Da sempre, per noi In Italia, gli intellettuali le idee non le pesano, non le esaminano con sguardo critico: le guardano. Del resto idea in origine significa immagine. Ecco perché è così difficile discutere con loro, perché gli argomenti logici o scientifici su di loro rimbalzano come le gocce d’acqua su un tessuto incerato. E bisogna capirli: vedendo il David di Michelangelo, quale artista si porrebbe il problema della verosimiglianza della sua storia? Quella statua è bella, e questa sua bellezza non può essere dimostrata non-bella da nessun ragionamento. È anche per questo che, ascoltando gli artisti in una discussione, si ha costantemente il senso di una certa sfocatezza unita all’arroganza: perché da un lato le loro idee non sono a fuoco, dall’altro essendo belle, loro non capiscono che voi non vi arrendiate. Ed anzi per questo vi disprezzano. Avevo un amico, comunista a sinistra dei comunisti, il quale confessava candidamente di non capire un’acca di economia. Come discutere di Marx, con lui?

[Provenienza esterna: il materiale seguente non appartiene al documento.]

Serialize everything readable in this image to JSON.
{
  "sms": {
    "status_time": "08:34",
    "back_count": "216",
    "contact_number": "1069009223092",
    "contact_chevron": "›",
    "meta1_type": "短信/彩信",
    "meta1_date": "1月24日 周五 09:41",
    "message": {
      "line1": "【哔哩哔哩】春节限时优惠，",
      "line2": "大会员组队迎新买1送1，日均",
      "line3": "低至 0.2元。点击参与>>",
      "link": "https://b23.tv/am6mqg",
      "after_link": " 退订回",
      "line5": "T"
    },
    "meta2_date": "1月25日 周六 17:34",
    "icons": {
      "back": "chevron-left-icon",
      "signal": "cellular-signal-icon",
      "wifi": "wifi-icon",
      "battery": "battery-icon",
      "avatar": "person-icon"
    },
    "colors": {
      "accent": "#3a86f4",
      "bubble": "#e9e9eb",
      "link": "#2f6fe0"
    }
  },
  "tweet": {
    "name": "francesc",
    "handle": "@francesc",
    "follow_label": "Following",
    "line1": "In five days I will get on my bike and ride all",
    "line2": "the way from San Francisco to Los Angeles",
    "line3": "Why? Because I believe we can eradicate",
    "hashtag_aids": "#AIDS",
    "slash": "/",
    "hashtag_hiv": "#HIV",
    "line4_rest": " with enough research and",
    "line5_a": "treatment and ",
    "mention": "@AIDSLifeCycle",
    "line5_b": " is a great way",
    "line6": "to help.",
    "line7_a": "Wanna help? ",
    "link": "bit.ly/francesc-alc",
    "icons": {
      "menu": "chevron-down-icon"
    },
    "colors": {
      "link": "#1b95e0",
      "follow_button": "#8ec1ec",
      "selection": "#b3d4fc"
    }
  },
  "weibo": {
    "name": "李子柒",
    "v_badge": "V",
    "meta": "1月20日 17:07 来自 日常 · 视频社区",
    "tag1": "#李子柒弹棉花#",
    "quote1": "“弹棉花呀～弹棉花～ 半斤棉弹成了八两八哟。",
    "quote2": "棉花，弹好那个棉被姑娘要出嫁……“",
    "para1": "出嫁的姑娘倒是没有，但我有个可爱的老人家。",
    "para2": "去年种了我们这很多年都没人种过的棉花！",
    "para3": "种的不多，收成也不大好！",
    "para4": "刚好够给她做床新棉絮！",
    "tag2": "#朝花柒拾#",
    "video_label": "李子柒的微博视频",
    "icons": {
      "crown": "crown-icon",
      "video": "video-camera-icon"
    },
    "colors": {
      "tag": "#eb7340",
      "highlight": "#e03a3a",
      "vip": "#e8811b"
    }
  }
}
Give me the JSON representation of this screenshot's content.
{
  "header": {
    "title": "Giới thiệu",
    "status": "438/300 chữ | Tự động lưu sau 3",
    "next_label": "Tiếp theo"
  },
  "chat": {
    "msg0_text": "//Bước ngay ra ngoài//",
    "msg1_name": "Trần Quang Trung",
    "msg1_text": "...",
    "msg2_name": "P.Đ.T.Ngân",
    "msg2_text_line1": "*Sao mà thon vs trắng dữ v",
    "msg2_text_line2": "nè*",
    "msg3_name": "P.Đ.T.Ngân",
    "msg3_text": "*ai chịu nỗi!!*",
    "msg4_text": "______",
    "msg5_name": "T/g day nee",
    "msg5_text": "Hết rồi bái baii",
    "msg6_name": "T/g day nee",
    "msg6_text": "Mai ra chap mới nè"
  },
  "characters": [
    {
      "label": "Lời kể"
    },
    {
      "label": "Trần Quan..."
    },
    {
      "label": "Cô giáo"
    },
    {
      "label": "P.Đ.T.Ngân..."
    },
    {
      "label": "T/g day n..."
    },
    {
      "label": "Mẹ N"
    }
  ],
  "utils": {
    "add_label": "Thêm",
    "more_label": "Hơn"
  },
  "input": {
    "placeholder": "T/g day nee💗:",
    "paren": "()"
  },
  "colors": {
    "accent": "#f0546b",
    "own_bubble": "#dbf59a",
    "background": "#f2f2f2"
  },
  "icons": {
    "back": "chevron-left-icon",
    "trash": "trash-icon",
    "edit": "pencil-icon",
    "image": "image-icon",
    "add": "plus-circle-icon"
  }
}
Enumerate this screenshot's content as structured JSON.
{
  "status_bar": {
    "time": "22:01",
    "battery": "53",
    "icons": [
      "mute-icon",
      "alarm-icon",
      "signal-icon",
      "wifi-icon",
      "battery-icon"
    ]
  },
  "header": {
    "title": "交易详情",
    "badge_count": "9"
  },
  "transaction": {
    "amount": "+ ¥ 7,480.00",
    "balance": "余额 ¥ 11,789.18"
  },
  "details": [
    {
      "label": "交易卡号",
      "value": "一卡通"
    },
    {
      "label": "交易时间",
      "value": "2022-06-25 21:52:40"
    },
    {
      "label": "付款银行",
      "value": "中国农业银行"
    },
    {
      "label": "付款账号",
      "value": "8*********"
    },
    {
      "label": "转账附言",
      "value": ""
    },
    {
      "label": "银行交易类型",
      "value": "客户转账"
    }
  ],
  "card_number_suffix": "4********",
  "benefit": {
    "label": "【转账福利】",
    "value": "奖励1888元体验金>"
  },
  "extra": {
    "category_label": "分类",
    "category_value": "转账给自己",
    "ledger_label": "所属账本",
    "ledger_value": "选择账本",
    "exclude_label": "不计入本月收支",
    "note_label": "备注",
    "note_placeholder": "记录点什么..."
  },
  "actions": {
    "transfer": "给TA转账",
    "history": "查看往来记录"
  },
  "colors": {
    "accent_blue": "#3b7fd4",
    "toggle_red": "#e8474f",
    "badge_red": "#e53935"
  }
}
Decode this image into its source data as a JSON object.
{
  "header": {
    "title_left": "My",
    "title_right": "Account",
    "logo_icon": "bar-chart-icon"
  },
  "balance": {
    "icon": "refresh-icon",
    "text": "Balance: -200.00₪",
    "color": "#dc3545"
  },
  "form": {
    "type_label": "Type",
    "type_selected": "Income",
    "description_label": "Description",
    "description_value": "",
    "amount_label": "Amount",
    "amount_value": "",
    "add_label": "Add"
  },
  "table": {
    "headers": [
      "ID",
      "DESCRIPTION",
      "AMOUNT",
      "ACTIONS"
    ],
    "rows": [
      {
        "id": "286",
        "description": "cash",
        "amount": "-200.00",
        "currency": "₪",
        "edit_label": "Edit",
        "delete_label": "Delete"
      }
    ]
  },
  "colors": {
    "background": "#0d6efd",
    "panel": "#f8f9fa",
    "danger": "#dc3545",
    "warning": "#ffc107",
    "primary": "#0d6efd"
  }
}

E proprio come non bisogna giudicare male gli artisti che seguono i pregiudizi della loro consorteria, non bisogna giudicare troppo severamente gli intellettuali di basso livello (come i professori, per esempio): se sono di sinistra è perché non si sono occupati seriamente del problema, che del resto forse non capirebbero. Hanno fiutato l’aria, e sia la direzione del vento che la direzione del loro interesse andavano a sinistra. Sono dei gregari che, nel mondo del pensiero, non contano.